The BTRU will test how modern perfusion machines, which keep organs alive outside the body, can increase the quality of organs available to allow delivery of new treatments to organs before transplantation and identify the best national system for delivering organ perfusion. It will also increase the use of organs by improving tissue-matching to enable transplants in difficult-to-match patients including women, those needing a re-transplant and ethnic minority groups.

Improvements will be sought in how long transplanted organs last and to improve recipients’ heart health, so they live longer with a working transplant. The BTRU will also use cutting-edge technology to measure genes and proteins in donor organs to predict long-term individual outcomes. It will take the views of transplant patients and carers to identify the best ways of describing quality of life after transplantation. This will be invaluable in researching changes in practice that improve quality of life.

Donor health and behaviour

This BTRU is partnered with the University of Cambridge, working in collaboration with the University of Nottingham and the University of Oxford, led by Professor Emanuele Di Angelantonio.

The evidence base underpinning blood donation is underdeveloped. The research aims to improve the safety and efficiency of blood donation. The BTRU will conduct research to address major challenges identified by NHSBT, such as finding ways to encourage a more ethnically diverse range of people to donate blood, developing new methods for recruiting and retaining donors, promoting safe and effective donation practices, and identifying risks of adverse health effects of blood donation.

Genomics to enhance microbiology screening Partnered with the University of Oxford, this BTRU will work in collaboration with University College London and the UK Health Security Agency, led by Professor Peter Simmonds.

This BTRU will evaluate and provide solutions for current threats to the microbiological safety of blood, organs and derived products used to treat patients. The team will see how new, large-scale genetic testing methods – collectively known as high throughput sequencing – can detect and often fully genetically characterise infectious agents present in patient and donor samples.

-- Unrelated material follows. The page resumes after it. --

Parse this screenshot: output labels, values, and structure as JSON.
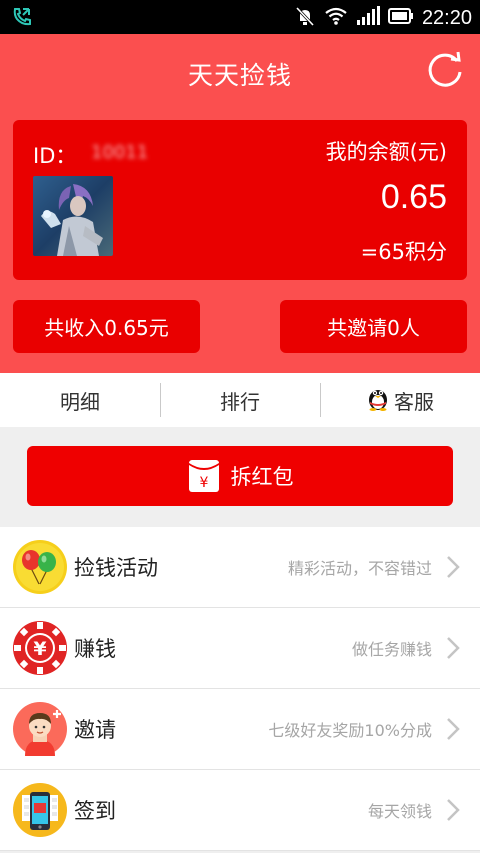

Blood donors provide a valuable cross-section of the adult population with which to pick up early signs of emerging infections in the UK. The team will use a donation bioarchive to test anonymised samples for novel pathogens using high throughput sequencing. The project will additionally link with surveillance programmes by public health organisations, potentially developing larger early warning systems in areas where viruses are detected.


Training PhD students, supporting patient and public involvement and engagement activities, and ensuring that research findings are translated into benefits for donors and NHSBT are integral to all the success of the BTRUs.

Dr Gail Miflin, Chief Medical Officer for NHSBT, said: ‘By collaborating with academia, these five new BTRUs will help us to deliver on our mission to ‘save and improve even more lives’, and drive innovation to inform future clinical practice and improve patient outcomes.’

To maximise the value and impact from our research, we will accelerate the translation of innovation into practice. The BTRUs will be an important vehicle for this in the longer term and, ultimately, deliver our vision of a world where every patient receives the donation they need.